One thing that happened that is a SUPER BUMMER in my tiny world is that I put a book on hold with the library called Paleo Takeout in October. I was VERY EXCITED when I read about this book because I miss Americanized Chinese food especially.

My hold number didn’t come up until right after I started the Whole30 again this month. Paleo Takeout is that kind of “fantasy Paleo” shit I was being salty about around Xmastime, and it makes the True Believers hate rate and get pedantic. HOWEVER, again it’s great for the allergic. But I am avoiding honey and rice this month, and there’s a lot of that in the book. And cheese, which turns me into a tiny Hindenburg. I just can’t bring myself to convert something like sweet and sour chicken to comply with Whole30. (Hint: it would just be SOUR. Ha.)

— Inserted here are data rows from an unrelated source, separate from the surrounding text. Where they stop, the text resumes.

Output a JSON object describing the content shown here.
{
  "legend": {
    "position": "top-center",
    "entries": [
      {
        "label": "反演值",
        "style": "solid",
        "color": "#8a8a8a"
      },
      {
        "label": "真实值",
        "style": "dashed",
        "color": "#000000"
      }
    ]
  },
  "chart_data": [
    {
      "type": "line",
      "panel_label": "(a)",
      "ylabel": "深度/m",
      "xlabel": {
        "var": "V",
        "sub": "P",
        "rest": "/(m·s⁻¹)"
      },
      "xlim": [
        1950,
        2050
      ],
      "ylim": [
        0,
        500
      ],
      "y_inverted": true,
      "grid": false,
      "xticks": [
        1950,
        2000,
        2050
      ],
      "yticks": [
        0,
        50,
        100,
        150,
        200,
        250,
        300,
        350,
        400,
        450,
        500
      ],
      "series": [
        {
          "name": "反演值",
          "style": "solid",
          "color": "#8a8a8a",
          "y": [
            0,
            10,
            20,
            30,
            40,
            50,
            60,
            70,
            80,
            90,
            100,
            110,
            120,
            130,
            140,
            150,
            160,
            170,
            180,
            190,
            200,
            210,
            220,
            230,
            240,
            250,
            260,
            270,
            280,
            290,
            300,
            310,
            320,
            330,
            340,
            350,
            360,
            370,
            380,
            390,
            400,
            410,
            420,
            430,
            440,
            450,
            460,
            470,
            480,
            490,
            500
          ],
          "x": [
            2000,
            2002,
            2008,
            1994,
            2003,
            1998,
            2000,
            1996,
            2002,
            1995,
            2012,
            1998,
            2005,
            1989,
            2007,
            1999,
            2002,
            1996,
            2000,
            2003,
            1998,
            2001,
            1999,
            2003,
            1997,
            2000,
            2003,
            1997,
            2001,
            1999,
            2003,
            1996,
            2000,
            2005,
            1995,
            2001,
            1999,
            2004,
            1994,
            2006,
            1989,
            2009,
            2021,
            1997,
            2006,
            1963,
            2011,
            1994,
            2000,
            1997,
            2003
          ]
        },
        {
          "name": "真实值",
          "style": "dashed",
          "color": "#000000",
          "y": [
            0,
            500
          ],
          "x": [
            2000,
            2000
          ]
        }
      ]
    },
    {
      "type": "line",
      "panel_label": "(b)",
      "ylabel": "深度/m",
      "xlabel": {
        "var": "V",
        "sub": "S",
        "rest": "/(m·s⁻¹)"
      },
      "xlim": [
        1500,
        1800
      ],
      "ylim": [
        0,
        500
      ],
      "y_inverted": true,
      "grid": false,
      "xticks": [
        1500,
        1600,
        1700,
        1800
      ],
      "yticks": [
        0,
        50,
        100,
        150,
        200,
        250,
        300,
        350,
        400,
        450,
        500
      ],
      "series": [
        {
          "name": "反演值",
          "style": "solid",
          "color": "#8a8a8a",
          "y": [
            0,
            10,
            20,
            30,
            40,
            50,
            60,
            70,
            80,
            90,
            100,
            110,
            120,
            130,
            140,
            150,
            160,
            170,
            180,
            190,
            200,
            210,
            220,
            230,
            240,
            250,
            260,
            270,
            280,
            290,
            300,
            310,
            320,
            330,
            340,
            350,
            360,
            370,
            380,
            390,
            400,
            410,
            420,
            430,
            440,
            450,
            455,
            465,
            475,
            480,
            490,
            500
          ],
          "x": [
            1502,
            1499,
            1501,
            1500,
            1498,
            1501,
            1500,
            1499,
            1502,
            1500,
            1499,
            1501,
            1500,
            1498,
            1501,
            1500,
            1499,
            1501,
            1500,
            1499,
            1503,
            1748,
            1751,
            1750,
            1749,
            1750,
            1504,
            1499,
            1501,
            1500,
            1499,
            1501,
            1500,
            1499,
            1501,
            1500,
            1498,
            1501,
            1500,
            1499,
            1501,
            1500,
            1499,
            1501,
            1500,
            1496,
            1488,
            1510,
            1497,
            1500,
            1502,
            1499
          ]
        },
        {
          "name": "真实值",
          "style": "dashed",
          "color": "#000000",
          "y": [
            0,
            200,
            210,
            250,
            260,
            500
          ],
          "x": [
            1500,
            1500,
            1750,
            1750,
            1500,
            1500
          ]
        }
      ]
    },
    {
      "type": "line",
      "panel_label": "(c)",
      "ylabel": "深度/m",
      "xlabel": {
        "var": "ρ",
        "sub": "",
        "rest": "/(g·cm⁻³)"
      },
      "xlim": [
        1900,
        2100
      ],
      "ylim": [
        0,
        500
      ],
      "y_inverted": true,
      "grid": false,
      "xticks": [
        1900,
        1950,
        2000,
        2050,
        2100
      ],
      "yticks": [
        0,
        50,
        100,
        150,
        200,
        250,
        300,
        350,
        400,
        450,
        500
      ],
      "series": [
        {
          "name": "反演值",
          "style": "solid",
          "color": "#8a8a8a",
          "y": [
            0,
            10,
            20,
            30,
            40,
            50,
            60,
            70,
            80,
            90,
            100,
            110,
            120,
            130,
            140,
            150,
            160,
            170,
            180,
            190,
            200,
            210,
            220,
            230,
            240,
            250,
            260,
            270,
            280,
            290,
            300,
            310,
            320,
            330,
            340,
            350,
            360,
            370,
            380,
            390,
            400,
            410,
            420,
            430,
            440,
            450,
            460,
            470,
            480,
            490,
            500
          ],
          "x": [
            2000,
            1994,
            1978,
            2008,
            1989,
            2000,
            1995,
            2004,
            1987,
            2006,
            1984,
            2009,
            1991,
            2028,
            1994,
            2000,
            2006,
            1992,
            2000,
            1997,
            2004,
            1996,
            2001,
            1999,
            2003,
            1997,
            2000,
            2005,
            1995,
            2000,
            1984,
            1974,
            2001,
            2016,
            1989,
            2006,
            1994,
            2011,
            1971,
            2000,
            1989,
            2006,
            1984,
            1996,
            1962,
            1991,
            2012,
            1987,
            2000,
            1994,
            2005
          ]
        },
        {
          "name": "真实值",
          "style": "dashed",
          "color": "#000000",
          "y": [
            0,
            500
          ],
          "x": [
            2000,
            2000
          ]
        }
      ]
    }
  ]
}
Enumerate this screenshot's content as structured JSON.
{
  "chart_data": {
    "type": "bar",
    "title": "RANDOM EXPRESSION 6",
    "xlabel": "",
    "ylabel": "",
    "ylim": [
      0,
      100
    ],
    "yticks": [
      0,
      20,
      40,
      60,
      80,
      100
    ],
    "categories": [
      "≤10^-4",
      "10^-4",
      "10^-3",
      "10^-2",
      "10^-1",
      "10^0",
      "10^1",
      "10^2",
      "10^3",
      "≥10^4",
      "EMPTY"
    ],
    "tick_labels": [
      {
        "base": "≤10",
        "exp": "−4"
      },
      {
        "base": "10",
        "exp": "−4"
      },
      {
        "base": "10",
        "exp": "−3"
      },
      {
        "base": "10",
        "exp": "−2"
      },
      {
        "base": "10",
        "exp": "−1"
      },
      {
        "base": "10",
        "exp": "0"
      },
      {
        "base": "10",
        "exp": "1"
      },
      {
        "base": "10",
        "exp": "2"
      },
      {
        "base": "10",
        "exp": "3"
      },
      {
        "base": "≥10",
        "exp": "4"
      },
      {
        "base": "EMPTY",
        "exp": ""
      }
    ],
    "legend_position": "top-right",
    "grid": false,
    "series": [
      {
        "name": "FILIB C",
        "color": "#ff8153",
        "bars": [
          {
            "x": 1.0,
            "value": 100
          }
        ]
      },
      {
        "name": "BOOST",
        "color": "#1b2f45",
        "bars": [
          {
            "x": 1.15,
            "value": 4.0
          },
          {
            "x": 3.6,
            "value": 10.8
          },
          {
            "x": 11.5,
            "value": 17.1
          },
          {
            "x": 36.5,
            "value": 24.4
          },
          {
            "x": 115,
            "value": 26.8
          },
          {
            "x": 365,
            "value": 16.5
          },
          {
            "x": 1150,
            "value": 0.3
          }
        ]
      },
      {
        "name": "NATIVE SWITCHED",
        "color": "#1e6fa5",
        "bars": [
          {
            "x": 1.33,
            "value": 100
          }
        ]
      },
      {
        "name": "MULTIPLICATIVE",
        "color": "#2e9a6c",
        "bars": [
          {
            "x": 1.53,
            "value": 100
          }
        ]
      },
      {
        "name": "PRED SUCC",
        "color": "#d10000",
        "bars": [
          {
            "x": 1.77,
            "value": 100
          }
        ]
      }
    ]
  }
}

The book is due back before my month is up, so I will probably end up buying it. I can usually eyeball recipes now and can tell if they look legit. The girls have been flipping through it and are excited to have some PMS YUM YUMS (though I am not a monster like I used to be…go figure). I’ve been trying to make quickie subs like this one (made it shortly after xmas to serve with stir fry) but a lot of “easy paleo” honestly has too few ingredients, and the sauce just takes like its components. I like that there’s generally a lot of seasonings and ingredients in Paleo Takeout because I know there will be a more satisfying complexity there.

So, for all my smug health talk, I did fall off the wagon one night. I took Franny and boyfriend Neo to see Star Wars. We got corned, boy did we get corned. I used to wonder why I would get into such a bad mood after seeing a movie, even one I enjoyed. HA. I felt HORRIBLE when I got home, and was fighting passing out. Cried in bed, and as I may have mentioned recently, though maybe just on twitter, I hardly ever cry anymore! Air corn makes me cry, and I’m not alone. Eating corn makes me sad, achy, and grindingly angry.

Pete was like, “Are you going to sleep tonight?” I was like, eventually probably. He made chocolate chip pecan cranberry cookies, which I think was good for both me and Franny, and I had a couple of cocktails. The sugar stabilized my gloomy mood immediately. All of this has made me realize why I leaned so heavily on sugar in the past. Of course the best solution is avoiding corn, but it’s nice to know I can, in theory, go to a movie with a big sugar bandaid after.